6 Conclusion and Future Work

This paper addressed the so far largely uninvestigated problem of neural networks’ capability to learn the behaviour of the underlying process behind an event log. By introducing a new framework that combines a variant-level resampling scheme with three novel metrics, we were able to investigate to what extent LSTMs trained to predict the next event of a process execution are general, fit and precise. By applying this framework on several simple process models, it was shown that LSTMs can only generalise parallel behaviour to a certain extent. Even in the most lenient setting, the LOVOCV, the generalisation metric does not return values close to optimal. When increasing the amount of variants in the Test log, unseen by the LSTM during training, generalisation decreases further, as well as precision. This paper opens up the door for future work in predictive process monitoring to include explicit generalisation checks as well, in model selection, hyperparameter tuning and testing.
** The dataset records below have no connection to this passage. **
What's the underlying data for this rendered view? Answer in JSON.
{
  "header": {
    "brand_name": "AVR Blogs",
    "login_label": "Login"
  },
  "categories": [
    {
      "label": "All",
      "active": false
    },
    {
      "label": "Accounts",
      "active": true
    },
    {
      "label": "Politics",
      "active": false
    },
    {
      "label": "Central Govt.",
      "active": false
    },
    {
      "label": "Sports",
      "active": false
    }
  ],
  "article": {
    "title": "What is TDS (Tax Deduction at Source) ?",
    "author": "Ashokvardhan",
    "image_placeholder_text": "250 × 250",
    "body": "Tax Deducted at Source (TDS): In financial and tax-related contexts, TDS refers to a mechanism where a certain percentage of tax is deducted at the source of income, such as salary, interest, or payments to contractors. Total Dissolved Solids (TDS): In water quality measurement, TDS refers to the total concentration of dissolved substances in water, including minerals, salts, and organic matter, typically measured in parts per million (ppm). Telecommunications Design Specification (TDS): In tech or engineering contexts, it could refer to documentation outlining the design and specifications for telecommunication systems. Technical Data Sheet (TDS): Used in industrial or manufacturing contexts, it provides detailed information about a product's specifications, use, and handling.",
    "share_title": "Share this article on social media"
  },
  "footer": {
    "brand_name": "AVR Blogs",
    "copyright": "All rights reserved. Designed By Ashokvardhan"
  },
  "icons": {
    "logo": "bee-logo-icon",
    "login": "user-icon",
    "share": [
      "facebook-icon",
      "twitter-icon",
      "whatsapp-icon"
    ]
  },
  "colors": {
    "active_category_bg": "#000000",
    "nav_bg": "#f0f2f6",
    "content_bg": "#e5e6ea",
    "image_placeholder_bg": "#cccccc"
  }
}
The experiments in this work were limited to only use control-flow behavior. However, since the generalization behavior investigated in this paper is only control-flow like, this choice is justified. Nevertheless, it might be interesting to investigate the effects of adding more dimensions (like timestamps and resource) to the predictive models. In future work, more synthetic logs could be investigated deepening the relation between process model behaviour and RNN generalisation. A more rigorous theoretical elaboration, similar to [17], might provide some interesting insights as well. Furthermore, it should be investigated whether new recommendations can be proposed regarding how to optimally sample training and validation sets. Also, it would be interesting to apply these metrics on models trained on real-life event logs, as opposed to only synthetic data. In this paper it was opted to first work with synthetic data since it would allow us to test different types of behaviour independently. However real-life logs are in general more complex, and in this way might present other difficulties. When doing this, it might be useful to expand the hyperparameter grid and include extra parameters such as Layer Normalization [1] and Recurrent Batch Normalization [5], and to ameliorate the overfitting measures applied in this work. Other future work can address a comparison of results presented here with the findings in recently proposed work by [19], and similarly test multiple encoding techniques like hash encoding. Moreover, an additional investigation of the attention mechanism seems worthwhile [3]. In addition, a similar experiment could be applied to alternative architectures including Convolutional Neural Networks, Transformer Networks, and GAN-style approaches. This work was also limited to only include next-event prediction models, thus it might be useful to expand the metric definitions to also be able to evaluate full suffix prediction (or even remaining time prediction). Finally, the application of neural networks to formal languages has been investigated in other domains, e.g. in [10], which could lead to more fundamental research on grammar learning capabilities of RNNs.